Profiter un max

Le capitaine australien des Limbourgeois n’hésite pas à égratigner la politique de transferts de son club: « Elle aurait pu être mieux ciblée ».

La détente avant l’effort! Nous arrivons à Genk au moment où Sef Vergoossen a accordé quelque répit à ses joueurs. Une dizaine d’entre eux sont requis en équipe nationale et Josip Skoko a du temps à nous consacrer.

Huit heures. Le réveil sonne chez les Skoko. L’Australien d’origine croate habite au centre de la ville, à quelques minutes du stade. Il peut déjeuner tranquillement. Skoko: « Comme nous n’avons pas encore d’enfants, le début de la journée est calme ». A neuf heures moins quart, il s’engouffre dans son auto pour rejoindre le stade. « Nous devons être présents à neuf heures ».

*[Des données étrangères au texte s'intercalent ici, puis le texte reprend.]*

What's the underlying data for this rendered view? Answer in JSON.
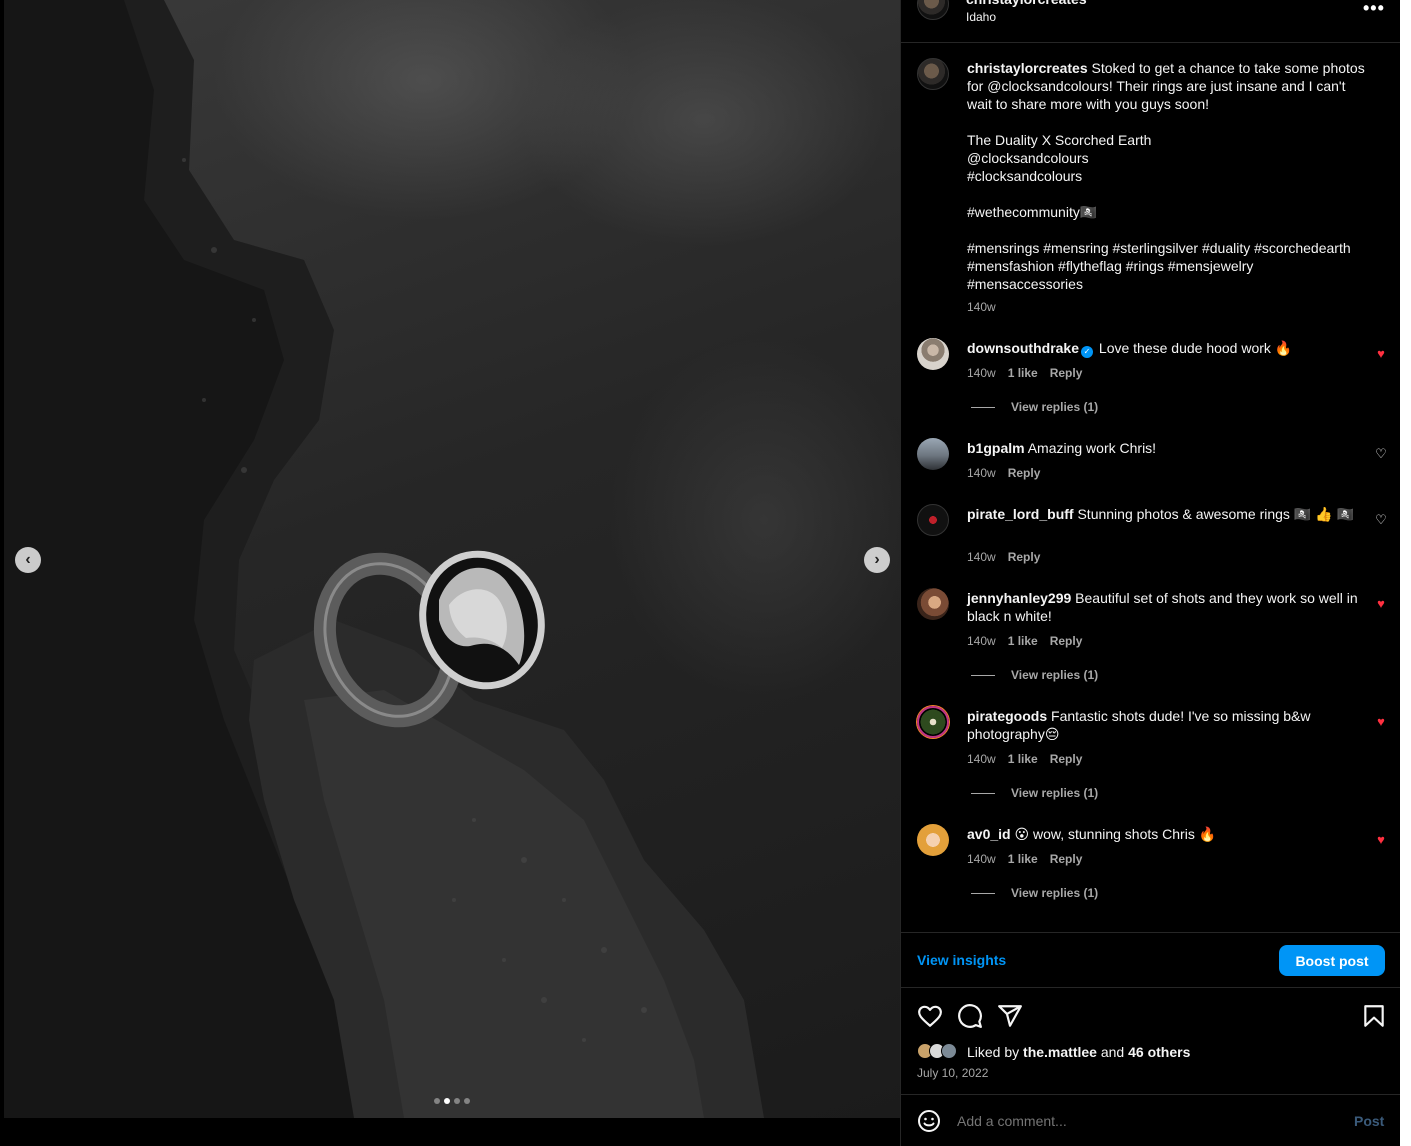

L’entraînement commence à dix heures. On rit beaucoup pendant l’échauffement. L’ambiance est détendue mais un exercice intense est au menu. Chacun s’entraîne intensivement huit minutes exactement mais c’est tuant. Sur moins d’un demi terrain, il faut jouer un contre un pendant 25 secondes, à 16 reprises. Une dizaine de ballons jonchent le sol. Le joueur en possession du ballon est obligé de passer par une des quatre portes délimitées par des cônes avant d’essayer de marquer dans un des deux buts. Son adversaire direct doit tenter de lui prendre le ballon. Celui qui marque conserve le ballon, celui qui perd son duel ou qui rate son coup doit défendre. Deux à trois paires s’activent en même temps, ce qui maintient les gardiens en état d’alerte, puisqu’ils peuvent être mitraillés de tous côtés. Deux pauses permettent de s’hydrater mais les joueurs n’ont guère le temps de récupérer. Les plus malins parviennent à doser leurs efforts, les jeunes, enthousiastes, abattent plus de terrain et perdent vite leur souffle.

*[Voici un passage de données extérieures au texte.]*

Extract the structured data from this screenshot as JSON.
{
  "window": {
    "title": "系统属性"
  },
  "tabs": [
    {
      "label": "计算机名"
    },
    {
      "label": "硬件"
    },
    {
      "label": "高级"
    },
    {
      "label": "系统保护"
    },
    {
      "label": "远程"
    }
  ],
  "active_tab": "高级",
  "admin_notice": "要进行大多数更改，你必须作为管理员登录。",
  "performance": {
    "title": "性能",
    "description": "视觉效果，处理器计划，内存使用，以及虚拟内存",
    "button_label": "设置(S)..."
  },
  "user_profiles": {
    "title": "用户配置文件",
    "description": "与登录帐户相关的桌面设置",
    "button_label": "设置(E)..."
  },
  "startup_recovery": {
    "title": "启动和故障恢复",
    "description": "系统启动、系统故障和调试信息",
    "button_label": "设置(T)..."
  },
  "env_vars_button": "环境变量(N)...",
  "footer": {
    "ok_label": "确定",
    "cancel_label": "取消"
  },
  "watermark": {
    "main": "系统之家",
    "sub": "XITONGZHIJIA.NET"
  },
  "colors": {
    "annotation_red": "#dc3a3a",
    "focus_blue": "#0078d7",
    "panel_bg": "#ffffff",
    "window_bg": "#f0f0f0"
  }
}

Pierre Denier s’occupe du chrono, Jos Daerden encourage ses troupes tout en surveillant attentivement le Marocain Roumani, qui a tendance à tirer les maillots dans ses duels. Sef Vergoossen est plus serein. Quant à Martens, l’entraîneur des gardiens, il multiplie les consignes mais ses poulains sont souvent impuissants.

Skoko : « Les gens vous regardent de travers quand vous racontez que vous ne vous êtes entraîné que huit minutes mais ces répétitions de 25 secondes sont mortelles. Vous devez constamment rester attentif, votre adversaire a le choix entre quatre portes, entre deux buts… C’est un travail de résistance à la vitesse pur, très dur. Au bout des premières fois, vous pouvez encore récupérer mais après un moment, vous souffrez. Nous effectuons ces exercices lorsqu’il n’y a pas de match au calendrier. Peut-être était-ce donc la dernière fois… ».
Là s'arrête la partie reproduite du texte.